3.13. Preparation of MB@DNPs
To prepare MB@DNPs, MB (1 μM) (Sigma-Aldrich, St. Louis, MO, USA) was mixed with the DNPAA and DNPPA (1, 5, 10 and 20 nM) at room temperature for 1 h.
3.14. Cellular Uptake of MB@DNPs
HeLa cells were seeded with complete DMEM media (1 mL) onto 12-well plates and incubated at 37 °C in the CO2 chamber for 24 h. The media was replaced with the fresh media containing free MB (1 μM) or MB@DNPs (with 1 μM MB loaded), and then incubated at 37 °C for 6 h in the CO2 chamber. The cells were washed with DPBS twice, harvested and suspended in DPBS (1 mL) for flow cytometry analysis.
3.15. In Vitro PDT
Cells were cultured in 96-well plates and treated with MB@DNPs (prepared by mixing 1 nM DNPs and 100 nM MB) or free MB (100 nM) for 6 h under the same conditions used for the cytometric analysis. After washing with fresh media, the plate was incubated for 24 h with or without laser irradiation (665 nm and 200 mW·cm−2) on each well. The cell viability was then evaluated via CCK-8 assay.

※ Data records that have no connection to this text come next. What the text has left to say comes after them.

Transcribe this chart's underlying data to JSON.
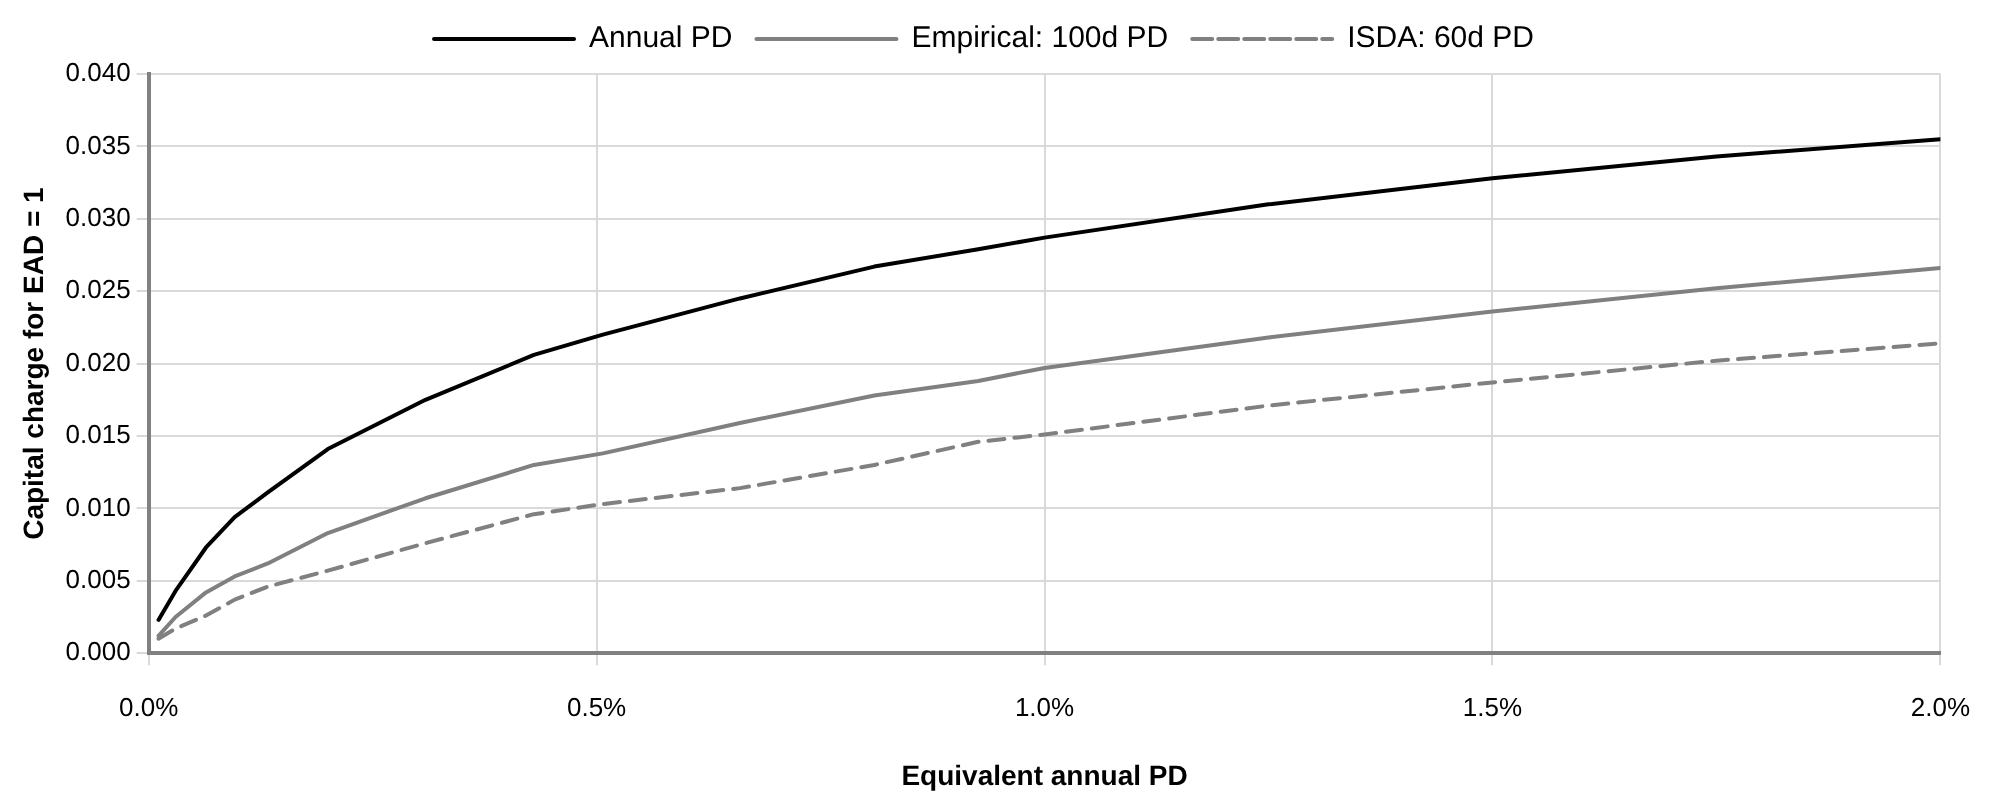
{
  "chart_data": {
    "type": "line",
    "xlabel": "Equivalent annual PD",
    "ylabel": "Capital charge for EAD = 1",
    "xlim": [
      0,
      2
    ],
    "xticks": [
      {
        "value": 0,
        "label": "0.0%"
      },
      {
        "value": 0.5,
        "label": "0.5%"
      },
      {
        "value": 1,
        "label": "1.0%"
      },
      {
        "value": 1.5,
        "label": "1.5%"
      },
      {
        "value": 2,
        "label": "2.0%"
      }
    ],
    "ylim": [
      0,
      0.04
    ],
    "yticks": [
      {
        "value": 0,
        "label": "0.000"
      },
      0.005,
      {
        "value": 0.01,
        "label": "0.010"
      },
      0.015,
      {
        "value": 0.02,
        "label": "0.020"
      },
      0.025,
      {
        "value": 0.03,
        "label": "0.030"
      },
      0.035,
      {
        "value": 0.04,
        "label": "0.040"
      }
    ],
    "grid": true,
    "legend": "top",
    "marker": "none",
    "x": [
      0.011,
      0.03,
      0.064,
      0.096,
      0.133,
      0.2,
      0.309,
      0.43,
      0.507,
      0.66,
      0.81,
      0.926,
      1.0,
      1.25,
      1.5,
      1.75,
      2.0
    ],
    "series": [
      {
        "name": "Annual PD",
        "color": "#000000",
        "line_style": "solid",
        "values": [
          0.0023,
          0.0043,
          0.0073,
          0.0094,
          0.0111,
          0.0141,
          0.0175,
          0.0206,
          0.022,
          0.0245,
          0.0267,
          0.0279,
          0.0287,
          0.031,
          0.0328,
          0.0343,
          0.0355
        ]
      },
      {
        "name": "Empirical: 100d PD",
        "color": "#808080",
        "line_style": "solid",
        "values": [
          0.0012,
          0.0025,
          0.0042,
          0.0053,
          0.0062,
          0.0083,
          0.0107,
          0.013,
          0.0138,
          0.0159,
          0.0178,
          0.0188,
          0.0197,
          0.0218,
          0.0236,
          0.0252,
          0.0266
        ]
      },
      {
        "name": "ISDA: 60d PD",
        "color": "#808080",
        "line_style": "dashed",
        "values": [
          0.001,
          0.0017,
          0.0026,
          0.0037,
          0.0046,
          0.0057,
          0.0076,
          0.0096,
          0.0103,
          0.0114,
          0.013,
          0.0146,
          0.0151,
          0.0171,
          0.0187,
          0.0202,
          0.0214
        ]
      }
    ]
  }
}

3.16. Xenograft Tumor-Bearing Mice
The animal study was approved by the animal care and use committee of the Korea Institute of Science and Technology and all mice were handled in accordance with institutional regulations (2017-110). For tumor model preparation, mice were anaesthetized with intraperitoneal injection of zoletil-rompun mixture. Animal disease models were prepared on BALB/c nude mice (male, 5 weeks old, Orient Bio Inc., Seongnam, Korea). Tumors were established by subcutaneous inoculation of HeLa cells (1.0 × 107 cells suspended in the culture medium) into the thigh of mice.
3.17. In Vivo PDT
After tumor growth to ca. 100 mm3 size, the mice were administered a peritumoral injection of MB (100 μM, 100 μL), MB@DNPAA, MB@DNAPA (prepared by mixing 100 μM MB and 1 μM DNA, 100 μL), or PBS (100 μL). After 30 min post injection, the tumors were exposed to a laser light (665 nm) for 15 min. This PDT treatment was performed once every two days. The tumor volume was estimated by using the digital caliper before laser irradiation and calculated according to the formula (a2b)/2, where a and b were the respective width and length of the tumor.
3.18. Histological Analysis
After the last treatment, the tumors were excised from mice and fixed in 4% formaldehyde, embedded in paraffin, and cut into 5 μm sections. For fluorescent histological analysis, sections were treated with annexin V (Annexin V-FITC Apoptosis Detection Kit, Sigma-Aldrich, St. Louis, MO, USA) that can bind to apoptotic cells and Hoechst 34580 (Invitrogen, Carlsbad, CA, USA) for nuclei staining, and then analyzed by confocal microscopy (LSM700, Carl Zeiss Microscopy, Oberkochen, Germany).